Dear Anna,
What percentage of women (if any) actually enjoy fellatio? -- ScipioDear Scipio,
If any? Oh come now. While certainly one's neck muscles are inconvenienced, fellatio isn't exactly on par with waterboarding. Alas, no one has done a cumulative tally on women's collective feelings regarding the beej. So it's hard to say whether women are super stoked about it, enjoy it because their partner enjoys it, are doing it out of obligation or so you'll watch "Say Yes to the Dress" with them uncomplainingly.

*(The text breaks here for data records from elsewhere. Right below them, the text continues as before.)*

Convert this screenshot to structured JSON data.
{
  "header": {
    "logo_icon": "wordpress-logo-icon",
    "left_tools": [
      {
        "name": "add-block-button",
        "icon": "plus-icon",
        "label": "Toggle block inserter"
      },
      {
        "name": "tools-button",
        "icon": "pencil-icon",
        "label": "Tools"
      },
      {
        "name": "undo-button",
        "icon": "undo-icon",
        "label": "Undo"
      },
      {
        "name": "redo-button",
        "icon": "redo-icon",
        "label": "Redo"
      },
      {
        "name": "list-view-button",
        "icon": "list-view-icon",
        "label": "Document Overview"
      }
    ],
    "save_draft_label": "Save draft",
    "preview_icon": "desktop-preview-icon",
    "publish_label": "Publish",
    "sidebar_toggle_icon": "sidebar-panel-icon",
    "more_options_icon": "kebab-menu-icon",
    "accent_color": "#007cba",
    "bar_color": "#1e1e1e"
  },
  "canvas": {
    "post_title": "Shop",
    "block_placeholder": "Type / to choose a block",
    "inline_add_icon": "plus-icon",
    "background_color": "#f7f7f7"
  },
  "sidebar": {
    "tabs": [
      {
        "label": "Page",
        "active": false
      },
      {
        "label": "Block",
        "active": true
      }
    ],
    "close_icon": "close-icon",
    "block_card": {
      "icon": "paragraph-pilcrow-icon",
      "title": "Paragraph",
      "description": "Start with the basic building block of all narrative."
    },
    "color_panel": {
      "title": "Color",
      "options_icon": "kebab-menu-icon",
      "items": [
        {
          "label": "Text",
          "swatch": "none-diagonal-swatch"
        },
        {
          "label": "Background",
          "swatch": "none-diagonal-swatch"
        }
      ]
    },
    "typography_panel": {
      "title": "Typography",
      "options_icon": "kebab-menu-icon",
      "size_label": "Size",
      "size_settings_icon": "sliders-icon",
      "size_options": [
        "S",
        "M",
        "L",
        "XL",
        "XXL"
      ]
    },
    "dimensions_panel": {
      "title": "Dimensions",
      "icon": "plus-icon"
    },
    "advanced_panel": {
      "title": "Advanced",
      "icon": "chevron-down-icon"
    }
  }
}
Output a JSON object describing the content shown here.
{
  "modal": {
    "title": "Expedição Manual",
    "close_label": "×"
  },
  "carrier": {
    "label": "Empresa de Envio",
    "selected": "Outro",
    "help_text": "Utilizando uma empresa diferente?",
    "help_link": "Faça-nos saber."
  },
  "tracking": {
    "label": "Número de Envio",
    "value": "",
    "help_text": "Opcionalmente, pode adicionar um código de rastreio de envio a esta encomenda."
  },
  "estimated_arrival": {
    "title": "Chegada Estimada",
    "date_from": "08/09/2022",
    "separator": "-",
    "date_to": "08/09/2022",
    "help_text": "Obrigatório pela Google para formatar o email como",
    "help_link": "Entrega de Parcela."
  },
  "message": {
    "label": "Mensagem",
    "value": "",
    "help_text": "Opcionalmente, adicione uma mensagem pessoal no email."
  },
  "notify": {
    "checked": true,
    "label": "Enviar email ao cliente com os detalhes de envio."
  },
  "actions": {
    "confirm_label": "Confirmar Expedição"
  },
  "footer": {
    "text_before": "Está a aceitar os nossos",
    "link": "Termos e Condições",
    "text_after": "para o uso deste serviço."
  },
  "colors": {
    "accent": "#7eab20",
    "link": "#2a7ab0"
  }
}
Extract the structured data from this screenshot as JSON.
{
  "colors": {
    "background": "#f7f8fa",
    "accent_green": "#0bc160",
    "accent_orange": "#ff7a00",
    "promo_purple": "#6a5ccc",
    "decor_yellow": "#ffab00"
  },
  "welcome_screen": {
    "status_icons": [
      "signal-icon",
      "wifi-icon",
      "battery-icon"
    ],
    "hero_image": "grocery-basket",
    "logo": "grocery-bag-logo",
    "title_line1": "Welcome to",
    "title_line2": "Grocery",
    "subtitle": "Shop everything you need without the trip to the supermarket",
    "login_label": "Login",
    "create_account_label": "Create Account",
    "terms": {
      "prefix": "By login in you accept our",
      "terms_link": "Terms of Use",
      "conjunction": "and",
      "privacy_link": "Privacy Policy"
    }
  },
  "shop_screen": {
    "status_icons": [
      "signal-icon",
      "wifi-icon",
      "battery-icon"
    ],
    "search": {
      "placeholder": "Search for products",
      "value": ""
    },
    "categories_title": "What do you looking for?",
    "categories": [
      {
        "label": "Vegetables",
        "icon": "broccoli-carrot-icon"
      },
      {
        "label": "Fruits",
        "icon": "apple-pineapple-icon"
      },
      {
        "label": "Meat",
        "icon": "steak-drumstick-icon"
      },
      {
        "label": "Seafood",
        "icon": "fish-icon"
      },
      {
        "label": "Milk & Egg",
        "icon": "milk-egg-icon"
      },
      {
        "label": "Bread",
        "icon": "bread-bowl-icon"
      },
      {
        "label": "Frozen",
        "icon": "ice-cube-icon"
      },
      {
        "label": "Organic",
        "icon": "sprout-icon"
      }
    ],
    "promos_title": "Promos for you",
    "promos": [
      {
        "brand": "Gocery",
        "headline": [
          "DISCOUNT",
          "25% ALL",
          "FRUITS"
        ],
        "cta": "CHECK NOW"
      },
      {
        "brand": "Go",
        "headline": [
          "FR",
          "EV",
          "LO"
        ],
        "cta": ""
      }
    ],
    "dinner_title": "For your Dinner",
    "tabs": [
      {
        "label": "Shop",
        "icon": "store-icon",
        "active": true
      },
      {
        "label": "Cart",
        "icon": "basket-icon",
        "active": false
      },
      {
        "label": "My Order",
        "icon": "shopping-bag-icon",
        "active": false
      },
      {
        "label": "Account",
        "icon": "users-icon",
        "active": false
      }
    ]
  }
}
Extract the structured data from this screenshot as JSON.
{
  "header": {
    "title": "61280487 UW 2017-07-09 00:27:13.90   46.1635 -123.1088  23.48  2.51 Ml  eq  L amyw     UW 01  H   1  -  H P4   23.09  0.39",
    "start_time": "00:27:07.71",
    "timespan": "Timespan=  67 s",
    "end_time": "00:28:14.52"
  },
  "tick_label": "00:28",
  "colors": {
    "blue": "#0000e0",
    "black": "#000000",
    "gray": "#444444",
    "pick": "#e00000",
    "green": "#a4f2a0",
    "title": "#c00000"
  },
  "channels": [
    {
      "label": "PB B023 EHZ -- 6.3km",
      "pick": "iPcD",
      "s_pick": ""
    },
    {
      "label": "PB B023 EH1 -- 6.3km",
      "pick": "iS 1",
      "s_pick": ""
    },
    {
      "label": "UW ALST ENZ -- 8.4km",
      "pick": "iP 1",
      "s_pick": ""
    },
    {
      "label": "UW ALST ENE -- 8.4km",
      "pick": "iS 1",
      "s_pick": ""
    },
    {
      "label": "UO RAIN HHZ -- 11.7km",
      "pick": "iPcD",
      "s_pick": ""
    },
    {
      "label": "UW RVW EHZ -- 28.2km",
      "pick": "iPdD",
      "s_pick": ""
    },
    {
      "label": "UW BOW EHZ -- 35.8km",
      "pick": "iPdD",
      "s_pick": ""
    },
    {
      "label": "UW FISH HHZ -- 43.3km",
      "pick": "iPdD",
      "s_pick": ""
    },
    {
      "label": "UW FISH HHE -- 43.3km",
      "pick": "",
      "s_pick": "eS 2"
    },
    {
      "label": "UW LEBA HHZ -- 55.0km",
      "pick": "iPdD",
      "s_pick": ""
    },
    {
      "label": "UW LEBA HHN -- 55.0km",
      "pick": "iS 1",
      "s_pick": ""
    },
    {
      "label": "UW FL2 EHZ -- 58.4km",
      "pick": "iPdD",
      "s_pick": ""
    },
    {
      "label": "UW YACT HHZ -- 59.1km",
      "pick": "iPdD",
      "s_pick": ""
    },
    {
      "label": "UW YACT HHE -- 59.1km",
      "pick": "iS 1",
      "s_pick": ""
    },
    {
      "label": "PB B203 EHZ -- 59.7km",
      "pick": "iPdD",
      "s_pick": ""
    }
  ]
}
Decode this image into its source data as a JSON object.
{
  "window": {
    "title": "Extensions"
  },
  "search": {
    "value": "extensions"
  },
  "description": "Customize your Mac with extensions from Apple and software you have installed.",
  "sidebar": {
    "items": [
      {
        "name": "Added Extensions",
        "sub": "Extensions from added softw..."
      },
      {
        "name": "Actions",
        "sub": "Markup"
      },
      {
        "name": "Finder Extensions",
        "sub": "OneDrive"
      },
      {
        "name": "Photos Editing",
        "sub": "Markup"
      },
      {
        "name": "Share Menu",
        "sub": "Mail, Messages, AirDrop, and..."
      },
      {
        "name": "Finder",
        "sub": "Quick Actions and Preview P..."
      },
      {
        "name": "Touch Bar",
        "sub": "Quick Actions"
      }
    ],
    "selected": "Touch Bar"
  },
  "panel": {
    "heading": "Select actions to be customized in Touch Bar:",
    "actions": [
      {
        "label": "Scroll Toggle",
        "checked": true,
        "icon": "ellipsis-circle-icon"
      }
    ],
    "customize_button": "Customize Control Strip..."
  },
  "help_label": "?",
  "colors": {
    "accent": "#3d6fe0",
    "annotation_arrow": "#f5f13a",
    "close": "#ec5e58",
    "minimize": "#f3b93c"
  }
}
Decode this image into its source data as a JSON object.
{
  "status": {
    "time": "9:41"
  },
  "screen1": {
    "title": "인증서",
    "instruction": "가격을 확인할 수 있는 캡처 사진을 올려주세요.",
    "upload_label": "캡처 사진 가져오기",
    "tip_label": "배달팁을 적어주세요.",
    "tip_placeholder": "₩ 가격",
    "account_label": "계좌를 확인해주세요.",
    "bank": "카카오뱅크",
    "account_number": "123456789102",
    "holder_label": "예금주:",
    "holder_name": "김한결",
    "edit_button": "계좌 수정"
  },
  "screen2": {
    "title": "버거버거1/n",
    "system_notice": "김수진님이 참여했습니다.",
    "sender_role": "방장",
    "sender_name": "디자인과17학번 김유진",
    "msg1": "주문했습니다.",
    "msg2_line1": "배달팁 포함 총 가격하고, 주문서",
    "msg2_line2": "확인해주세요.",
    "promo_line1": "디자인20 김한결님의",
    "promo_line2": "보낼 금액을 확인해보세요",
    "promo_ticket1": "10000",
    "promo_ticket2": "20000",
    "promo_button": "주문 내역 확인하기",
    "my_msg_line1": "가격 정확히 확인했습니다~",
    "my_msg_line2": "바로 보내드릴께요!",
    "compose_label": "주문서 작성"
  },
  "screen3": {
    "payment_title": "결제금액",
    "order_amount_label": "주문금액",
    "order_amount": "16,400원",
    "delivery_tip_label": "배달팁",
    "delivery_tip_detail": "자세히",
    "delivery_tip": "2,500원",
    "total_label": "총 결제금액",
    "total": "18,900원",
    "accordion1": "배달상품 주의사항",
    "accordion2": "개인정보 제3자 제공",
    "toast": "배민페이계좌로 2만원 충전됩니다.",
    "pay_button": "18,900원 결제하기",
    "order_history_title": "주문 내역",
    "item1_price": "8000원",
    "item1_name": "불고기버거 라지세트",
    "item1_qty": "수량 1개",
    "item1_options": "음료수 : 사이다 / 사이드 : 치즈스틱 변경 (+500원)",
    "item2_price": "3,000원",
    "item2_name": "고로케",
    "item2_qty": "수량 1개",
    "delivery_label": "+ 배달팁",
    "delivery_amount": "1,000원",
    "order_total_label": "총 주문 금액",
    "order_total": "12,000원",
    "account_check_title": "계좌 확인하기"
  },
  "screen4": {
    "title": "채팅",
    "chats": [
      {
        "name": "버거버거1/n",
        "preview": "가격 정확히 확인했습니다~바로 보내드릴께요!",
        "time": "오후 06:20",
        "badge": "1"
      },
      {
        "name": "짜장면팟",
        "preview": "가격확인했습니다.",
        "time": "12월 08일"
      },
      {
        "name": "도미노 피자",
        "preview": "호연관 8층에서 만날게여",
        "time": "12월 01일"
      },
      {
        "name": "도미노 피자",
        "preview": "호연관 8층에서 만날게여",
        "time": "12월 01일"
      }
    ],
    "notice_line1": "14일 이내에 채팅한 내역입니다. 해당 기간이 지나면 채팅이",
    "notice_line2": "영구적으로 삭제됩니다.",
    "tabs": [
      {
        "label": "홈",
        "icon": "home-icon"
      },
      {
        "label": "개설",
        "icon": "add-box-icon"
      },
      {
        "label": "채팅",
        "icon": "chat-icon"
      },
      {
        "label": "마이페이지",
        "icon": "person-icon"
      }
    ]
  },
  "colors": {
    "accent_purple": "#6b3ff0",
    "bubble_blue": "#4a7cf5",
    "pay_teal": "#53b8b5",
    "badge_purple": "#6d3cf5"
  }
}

Though we might not have qualitative data, fellatio is, scientifically speaking, a popular sex act. According to researchers at the Kinsey Institute, 50 percent to 80 percent of men age 21 to 49 say they've received it in the past year. And if we want to go way back to the `90s (and why would we not?), a 1993 survey concluded that 55 percent of women found oral sex "very normal," 32 percent found it "all right," 9 percent found it "kinky," 4 percent found it "unusual" and 1 percent didn't realize there was any other kind. That still doesn't answer your question, but don't you love that 1 percent of women are walking around being like, "Penis-in-vagina? HA HA, what's that?"
Dear Anna,
I started hanging out with this girl about eight months ago. At first we would just watch movies, go for hikes, etc. because she had a boyfriend at the time. But eventually we started having feelings for each other. She ended up leaving him and having to move in with me because she had no where else to go. But after a few months of being together, I don't see this relationship going any further. I'm not interested in her like that anymore. I feel bad because she has nowhere else to go and she's absolutely in love with me, but I don't feel the same way about her. I don't want to lead her on and hurt her even worse by pretending everything is OK when it's absolutely not. I can't get over the guilt I feel about wanting to break up with her and what it'll do to her. Any advice would be much appreciated. -- Totally F'd
Dear Totally F'd,
You know what you have to do -- you said so yourself. Your heart's not in this relationship anymore, and, even though no one wants to cause another person pain (the exception being sociopaths and most TLC programming), the right thing to do is end it. After you've dealt with the guilt and the sorrow that comes with any relationship's conclusion, you should know that it's far more hurtful (for both of you) to stay in a relationship that's not meeting your needs than it is to keep pretending everything is fine. And you both deserve to be with someone who wants to be in the relationship. The cohabitation bit does provide an extra level of crap to deal with, but it's not insurmountable. Remember that you can't neglect yourself when it comes to romantic love. Sacrificing and diminishing ourselves for the sake of others might work for a little while, but it never leads to anything good or lasting. Be honest and compassionate and you'll be OK. And so will she.